Quelle sortie du dispositif ACT ?

→ Il y a plusieurs manières de sortir d’un appartement de coordination thérapeutique pour un locataire qui a retrouvé son autonomie et dont la maladie chronique est stabilisée. En réalité, les accompagnés sont tous sous-locataires de l’association gestionnaire des ACT. Certains vont d’eux-mêmes trouver un logement, tandis que d’autres seront orientés vers le parc de logement social de leur ville. Parfois, un glissement de bail vers le sous-locataire (bail en nom propre) est aussi possible. Au sein de l’association HAS, cela concerne environ un tiers des cas. Les équipes médico-sociales prévoient alors une période de “veille”, qui permet à l’ancien bénéficiaire d’obtenir un rendez-vous avec ses anciens référents s’il a des questions médicales ou concernant ses droits.

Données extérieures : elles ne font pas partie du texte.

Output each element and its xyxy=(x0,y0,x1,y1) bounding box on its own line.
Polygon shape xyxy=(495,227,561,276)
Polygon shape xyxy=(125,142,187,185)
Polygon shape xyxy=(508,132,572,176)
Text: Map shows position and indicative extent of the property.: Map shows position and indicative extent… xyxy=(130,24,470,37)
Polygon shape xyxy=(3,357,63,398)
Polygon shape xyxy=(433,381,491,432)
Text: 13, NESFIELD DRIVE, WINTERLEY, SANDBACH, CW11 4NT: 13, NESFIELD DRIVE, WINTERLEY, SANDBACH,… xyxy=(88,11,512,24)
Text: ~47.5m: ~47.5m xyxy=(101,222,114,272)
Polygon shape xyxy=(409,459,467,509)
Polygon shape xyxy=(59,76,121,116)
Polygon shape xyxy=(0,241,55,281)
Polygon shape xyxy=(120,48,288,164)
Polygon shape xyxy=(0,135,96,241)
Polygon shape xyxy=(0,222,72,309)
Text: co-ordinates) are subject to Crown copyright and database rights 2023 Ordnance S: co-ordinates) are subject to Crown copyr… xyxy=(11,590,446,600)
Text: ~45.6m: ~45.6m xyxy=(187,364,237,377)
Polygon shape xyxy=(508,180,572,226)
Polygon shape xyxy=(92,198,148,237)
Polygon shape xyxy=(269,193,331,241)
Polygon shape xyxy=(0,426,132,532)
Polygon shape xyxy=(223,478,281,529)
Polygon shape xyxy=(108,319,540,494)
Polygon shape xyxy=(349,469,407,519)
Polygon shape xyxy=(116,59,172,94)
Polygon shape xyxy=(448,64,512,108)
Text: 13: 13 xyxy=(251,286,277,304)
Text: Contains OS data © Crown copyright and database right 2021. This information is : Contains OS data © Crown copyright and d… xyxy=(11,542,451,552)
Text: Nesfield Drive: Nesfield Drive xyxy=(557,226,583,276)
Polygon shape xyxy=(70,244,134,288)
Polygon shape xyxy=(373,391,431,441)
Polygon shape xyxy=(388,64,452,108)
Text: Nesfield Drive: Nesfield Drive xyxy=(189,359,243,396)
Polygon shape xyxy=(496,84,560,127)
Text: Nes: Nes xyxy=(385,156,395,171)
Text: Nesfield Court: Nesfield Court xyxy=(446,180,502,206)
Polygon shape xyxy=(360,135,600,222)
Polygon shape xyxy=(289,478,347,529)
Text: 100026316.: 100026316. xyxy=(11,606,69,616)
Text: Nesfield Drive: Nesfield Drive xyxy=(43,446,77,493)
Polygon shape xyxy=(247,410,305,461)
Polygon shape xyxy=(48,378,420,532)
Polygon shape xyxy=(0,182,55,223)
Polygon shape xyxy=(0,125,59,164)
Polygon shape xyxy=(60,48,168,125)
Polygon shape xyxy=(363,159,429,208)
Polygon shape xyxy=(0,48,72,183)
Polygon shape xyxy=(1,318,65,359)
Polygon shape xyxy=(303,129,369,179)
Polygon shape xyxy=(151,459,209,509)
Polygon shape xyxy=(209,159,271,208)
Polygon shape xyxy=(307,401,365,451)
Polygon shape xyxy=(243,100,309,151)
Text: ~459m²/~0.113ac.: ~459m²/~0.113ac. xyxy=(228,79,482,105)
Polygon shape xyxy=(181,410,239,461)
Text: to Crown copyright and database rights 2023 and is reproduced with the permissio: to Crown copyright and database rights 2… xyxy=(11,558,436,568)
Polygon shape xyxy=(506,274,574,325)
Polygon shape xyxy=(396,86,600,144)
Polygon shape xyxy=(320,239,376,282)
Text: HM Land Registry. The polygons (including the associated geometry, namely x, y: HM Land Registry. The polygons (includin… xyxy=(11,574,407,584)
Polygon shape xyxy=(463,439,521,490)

→ Parfois, la question de la fin de vie se pose pour ceux qui sont entrés dans le dispositif il y a plusieurs années et sont toujours en grande situation de dépendance ou souffrent de maladies incurables. Il s’agit souvent de personnes âgées pour qui l’autonomie est une utopie. Elles sont alors maintenues en ACT. L’association HAS prévoit des formations pour l’accompagnement à la fin de vie à destination de ses équipes de terrain. « Tout le monde n’est pas formé à la fin de vie. Les soignants se sentent plus à l’aise que les éducateurs sur ce point… », précise l’infirmière Ourania Viaud.